L’homme, connu pour sa franchise et ses anecdotes sur ses débuts avec le groupe “Antis”, a longtemps partagé des aspects de sa vie personnelle, notamment son couple avec sa femme Vilija. Mais il a fallu du temps avant qu’il ne puisse aborder les blessures profondes liées à la disparition de sa fille. Il exprime aujourd’hui son pardon envers Alge, tout en reconnaissant l’incompréhension face à son geste.

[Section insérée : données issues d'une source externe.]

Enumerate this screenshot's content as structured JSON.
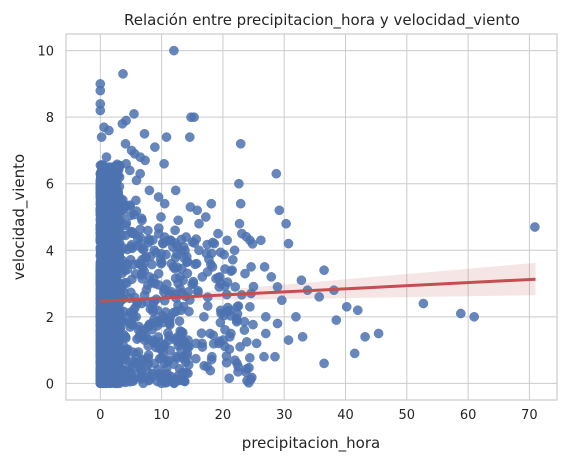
{
  "chart_data": {
    "type": "scatter",
    "title": "Relación entre precipitacion_hora y velocidad_viento",
    "xlabel": "precipitacion_hora",
    "ylabel": "velocidad_viento",
    "xlim": [
      -5.6,
      74.5
    ],
    "ylim": [
      -0.5,
      10.5
    ],
    "xticks": [
      0,
      10,
      20,
      30,
      40,
      50,
      60,
      70
    ],
    "yticks": [
      0,
      2,
      4,
      6,
      8,
      10
    ],
    "grid": true,
    "colors": {
      "points": "#4c72b0",
      "regression_line": "#c44e52",
      "confidence_band": "#c44e52"
    },
    "regression": {
      "x": [
        0,
        71
      ],
      "y": [
        2.47,
        3.13
      ],
      "ci_lower_end": 2.65,
      "ci_upper_end": 3.62
    },
    "points": [
      [
        12,
        10.0
      ],
      [
        3.7,
        9.3
      ],
      [
        0,
        9.0
      ],
      [
        0,
        8.8
      ],
      [
        0,
        8.4
      ],
      [
        0,
        8.2
      ],
      [
        5.5,
        8.1
      ],
      [
        14.8,
        8.0
      ],
      [
        15.3,
        8.0
      ],
      [
        4.2,
        7.9
      ],
      [
        3.6,
        7.8
      ],
      [
        0.6,
        7.7
      ],
      [
        1.4,
        7.6
      ],
      [
        7.2,
        7.5
      ],
      [
        0.2,
        7.4
      ],
      [
        10.8,
        7.4
      ],
      [
        14.6,
        7.4
      ],
      [
        4.1,
        7.2
      ],
      [
        22.9,
        7.2
      ],
      [
        5.1,
        7.0
      ],
      [
        8.9,
        7.1
      ],
      [
        5.6,
        6.9
      ],
      [
        1.0,
        6.8
      ],
      [
        6.5,
        6.8
      ],
      [
        7.3,
        6.7
      ],
      [
        4.2,
        6.6
      ],
      [
        10.4,
        6.6
      ],
      [
        2.0,
        6.4
      ],
      [
        4.8,
        6.4
      ],
      [
        6.5,
        6.3
      ],
      [
        28.7,
        6.3
      ],
      [
        1.4,
        6.2
      ],
      [
        5.9,
        6.1
      ],
      [
        1.1,
        6.0
      ],
      [
        22.6,
        6.0
      ],
      [
        9.5,
        5.6
      ],
      [
        5.8,
        5.5
      ],
      [
        8.0,
        5.8
      ],
      [
        12.3,
        5.8
      ],
      [
        10.5,
        5.4
      ],
      [
        14.7,
        5.3
      ],
      [
        15.8,
        5.2
      ],
      [
        18.1,
        5.4
      ],
      [
        22.9,
        5.4
      ],
      [
        29.2,
        5.2
      ],
      [
        9.9,
        5.0
      ],
      [
        12.7,
        4.9
      ],
      [
        16.1,
        4.8
      ],
      [
        17.2,
        5.0
      ],
      [
        22.7,
        4.8
      ],
      [
        6.8,
        4.9
      ],
      [
        2.5,
        5.1
      ],
      [
        30.3,
        4.8
      ],
      [
        12.2,
        4.6
      ],
      [
        14.0,
        4.4
      ],
      [
        19.2,
        4.5
      ],
      [
        23.1,
        4.5
      ],
      [
        26.2,
        4.3
      ],
      [
        30.7,
        4.2
      ],
      [
        11.5,
        4.3
      ],
      [
        18.6,
        4.2
      ],
      [
        20.7,
        4.3
      ],
      [
        21.9,
        4.0
      ],
      [
        16.1,
        4.0
      ],
      [
        13.6,
        4.1
      ],
      [
        17.3,
        3.9
      ],
      [
        24.4,
        4.3
      ],
      [
        8.8,
        4.0
      ],
      [
        26.8,
        3.5
      ],
      [
        21.5,
        3.4
      ],
      [
        24.6,
        3.5
      ],
      [
        18.3,
        3.5
      ],
      [
        15.7,
        3.6
      ],
      [
        11.6,
        3.6
      ],
      [
        36.5,
        3.4
      ],
      [
        32.8,
        3.1
      ],
      [
        23.6,
        3.3
      ],
      [
        19.5,
        3.2
      ],
      [
        15.2,
        3.0
      ],
      [
        27.9,
        3.2
      ],
      [
        13.0,
        3.2
      ],
      [
        9.5,
        3.3
      ],
      [
        19.4,
        2.9
      ],
      [
        22.0,
        2.9
      ],
      [
        24.6,
        2.7
      ],
      [
        28.9,
        2.9
      ],
      [
        33.8,
        2.8
      ],
      [
        38.1,
        2.8
      ],
      [
        35.7,
        2.6
      ],
      [
        29.6,
        2.5
      ],
      [
        52.7,
        2.4
      ],
      [
        40.2,
        2.3
      ],
      [
        42.0,
        2.2
      ],
      [
        58.8,
        2.1
      ],
      [
        61.0,
        2.0
      ],
      [
        70.9,
        4.7
      ],
      [
        38.5,
        1.9
      ],
      [
        31.9,
        2.0
      ],
      [
        27.0,
        2.0
      ],
      [
        24.4,
        2.3
      ],
      [
        22.3,
        1.9
      ],
      [
        19.7,
        2.1
      ],
      [
        16.9,
        2.0
      ],
      [
        13.2,
        2.2
      ],
      [
        11.3,
        1.8
      ],
      [
        17.9,
        1.5
      ],
      [
        21.3,
        1.5
      ],
      [
        23.5,
        1.6
      ],
      [
        27.0,
        1.5
      ],
      [
        28.9,
        1.8
      ],
      [
        33.0,
        1.4
      ],
      [
        43.2,
        1.4
      ],
      [
        45.4,
        1.5
      ],
      [
        41.5,
        0.9
      ],
      [
        30.7,
        1.3
      ],
      [
        25.5,
        1.2
      ],
      [
        22.8,
        1.1
      ],
      [
        19.3,
        1.2
      ],
      [
        16.6,
        1.2
      ],
      [
        14.3,
        1.3
      ],
      [
        12.6,
        1.4
      ],
      [
        9.0,
        1.2
      ],
      [
        14.1,
        0.8
      ],
      [
        18.2,
        0.8
      ],
      [
        22.3,
        0.6
      ],
      [
        22.5,
        0.5
      ],
      [
        26.7,
        0.8
      ],
      [
        28.5,
        0.8
      ],
      [
        36.5,
        0.6
      ],
      [
        10.5,
        0.6
      ],
      [
        14.3,
        0.3
      ],
      [
        11.6,
        0.2
      ],
      [
        8.0,
        0.1
      ],
      [
        6.2,
        0.6
      ],
      [
        5.0,
        0.3
      ],
      [
        3.0,
        0.2
      ],
      [
        2.0,
        0.7
      ],
      [
        4.0,
        1.0
      ],
      [
        7.0,
        1.5
      ],
      [
        6.0,
        2.4
      ],
      [
        8.0,
        3.2
      ],
      [
        7.5,
        3.8
      ],
      [
        5.5,
        4.5
      ],
      [
        3.5,
        5.2
      ],
      [
        2.3,
        5.8
      ],
      [
        1.5,
        6.5
      ]
    ]
  }
}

« Ce qui est très important, c’est que j’ai pardonné à Alge. Bien sûr, comment a-t-elle pu faire cela ? Mon bourgeon, mon avenir, ma fierté ! Comment ? Pour quoi ? Une absurdité totale. Cette colère est très destructrice. Extraordinaire. Et elle se ruine ainsi que tout ce qui nous entoure. Comme un poison, mais il faut le vaincre »
Algirdas Kaušpėdas
Kaušpėdas souligne la puissance destructrice de la colère et la nécessité de la surmonter pour avancer. Son livre, fruit de cinq années de travail, témoigne de ce cheminement personnel.
La douleur déchirante d’Algirdas Kaušpėdas et cette première interview ouverte seront au cœur de l’émission “Bus visko” diffusée ce samedi après-midi à 17h30 sur LNK.